Laat de student steeds zijn antwoord kort onderbouwen. Deze korte onderbouwing vind je helemaal aan het einde na vraag 10
1) Een bedlegerige bewoner leg je op zijn/haar zijde tijdens de mondreiniging. (ja)
2) Terminale zorg is gericht op comfort in de laatste levensfase.(ja)
3) Als er bij een bewoner met slikproblemen eten in de wangzakken blijft zitten dan moet je hem
stimuleren om dit door te slikken. (ja)
4) Als iemand tijdens het eten steeds een hoestreflex heeft, kan dit duiden op een droge mond.
(ja)
5) Mensen vanaf gemiddeld 50 jaar gaan trager slikken. (nee)
6) Verslikken kan een longontsteking veroorzaken. (ja)
7) Het slikproces bestaat uit 2 fasen. (nee)

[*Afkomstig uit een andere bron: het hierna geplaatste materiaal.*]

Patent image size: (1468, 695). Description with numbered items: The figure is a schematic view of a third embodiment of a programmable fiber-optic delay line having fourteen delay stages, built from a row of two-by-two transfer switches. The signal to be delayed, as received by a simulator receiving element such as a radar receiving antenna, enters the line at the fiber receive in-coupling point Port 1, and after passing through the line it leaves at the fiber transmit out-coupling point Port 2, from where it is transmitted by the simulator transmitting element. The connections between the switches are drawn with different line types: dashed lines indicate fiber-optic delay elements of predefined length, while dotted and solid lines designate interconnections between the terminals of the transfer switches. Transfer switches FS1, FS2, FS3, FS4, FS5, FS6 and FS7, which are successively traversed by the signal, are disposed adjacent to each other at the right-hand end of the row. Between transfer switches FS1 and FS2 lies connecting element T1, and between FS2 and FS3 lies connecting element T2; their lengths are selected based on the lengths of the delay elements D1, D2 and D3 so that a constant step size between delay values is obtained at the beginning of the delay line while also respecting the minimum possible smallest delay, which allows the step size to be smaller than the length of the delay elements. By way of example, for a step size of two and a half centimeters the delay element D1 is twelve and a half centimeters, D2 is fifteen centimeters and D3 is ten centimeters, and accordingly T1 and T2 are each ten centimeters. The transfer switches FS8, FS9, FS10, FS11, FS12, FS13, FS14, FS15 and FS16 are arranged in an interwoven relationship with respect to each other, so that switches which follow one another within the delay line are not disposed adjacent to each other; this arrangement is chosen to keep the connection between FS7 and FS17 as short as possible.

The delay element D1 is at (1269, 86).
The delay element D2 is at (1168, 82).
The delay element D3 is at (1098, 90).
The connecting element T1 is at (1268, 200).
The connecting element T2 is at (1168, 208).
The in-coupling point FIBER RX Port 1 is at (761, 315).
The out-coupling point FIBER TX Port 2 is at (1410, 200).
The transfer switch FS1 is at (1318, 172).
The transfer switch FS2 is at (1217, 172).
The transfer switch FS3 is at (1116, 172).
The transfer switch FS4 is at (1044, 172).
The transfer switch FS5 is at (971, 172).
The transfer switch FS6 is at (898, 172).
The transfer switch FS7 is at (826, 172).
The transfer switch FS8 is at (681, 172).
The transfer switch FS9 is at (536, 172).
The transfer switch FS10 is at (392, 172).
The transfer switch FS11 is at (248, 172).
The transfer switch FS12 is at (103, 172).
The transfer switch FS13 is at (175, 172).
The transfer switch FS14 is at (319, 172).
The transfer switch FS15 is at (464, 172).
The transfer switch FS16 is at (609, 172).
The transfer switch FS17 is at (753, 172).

8) Bewoners met de ziekte van Parkinson hebben veel speekseltoevoer. (nee)
9) Een slechte adem bij een terminale patiënt is alleen vervelend voor de patiënt. (nee)
10) Zodra iemand is overleden verwijder je meteen de prothese. (nee)
Antwoorden (geef steeds een kort antwoord)
1) Ja, zo voorkom je verslikking.
2) Ja, dit klopt.
3) Ja, het is belangrijk dat de bewoner zijn spieren en tong blijft gebruiken.
4) Ja, dit kan ook op verslikken duiden.
5) Nee, vanaf ongeveer 70 jaar.
6) Ja, daarom moet een ernstige verslikking altijd gemeld worden.
7) Nee, het slikproces bestaat uit 4 fasen.
8) Nee, niet meer speekseltoevoer maar veelal slikproblemen, houdingsproblemen (voorover
gebogen) en speekselverlies door verminderde mondsluiting (dit hoort bij het maskergelaat).
9) Nee, het is ook voor de naasten vervelend want kan de laatste herinnering beïnvloeden.
10) Nee, meteen terugplaatsen anders lukt het niet meer.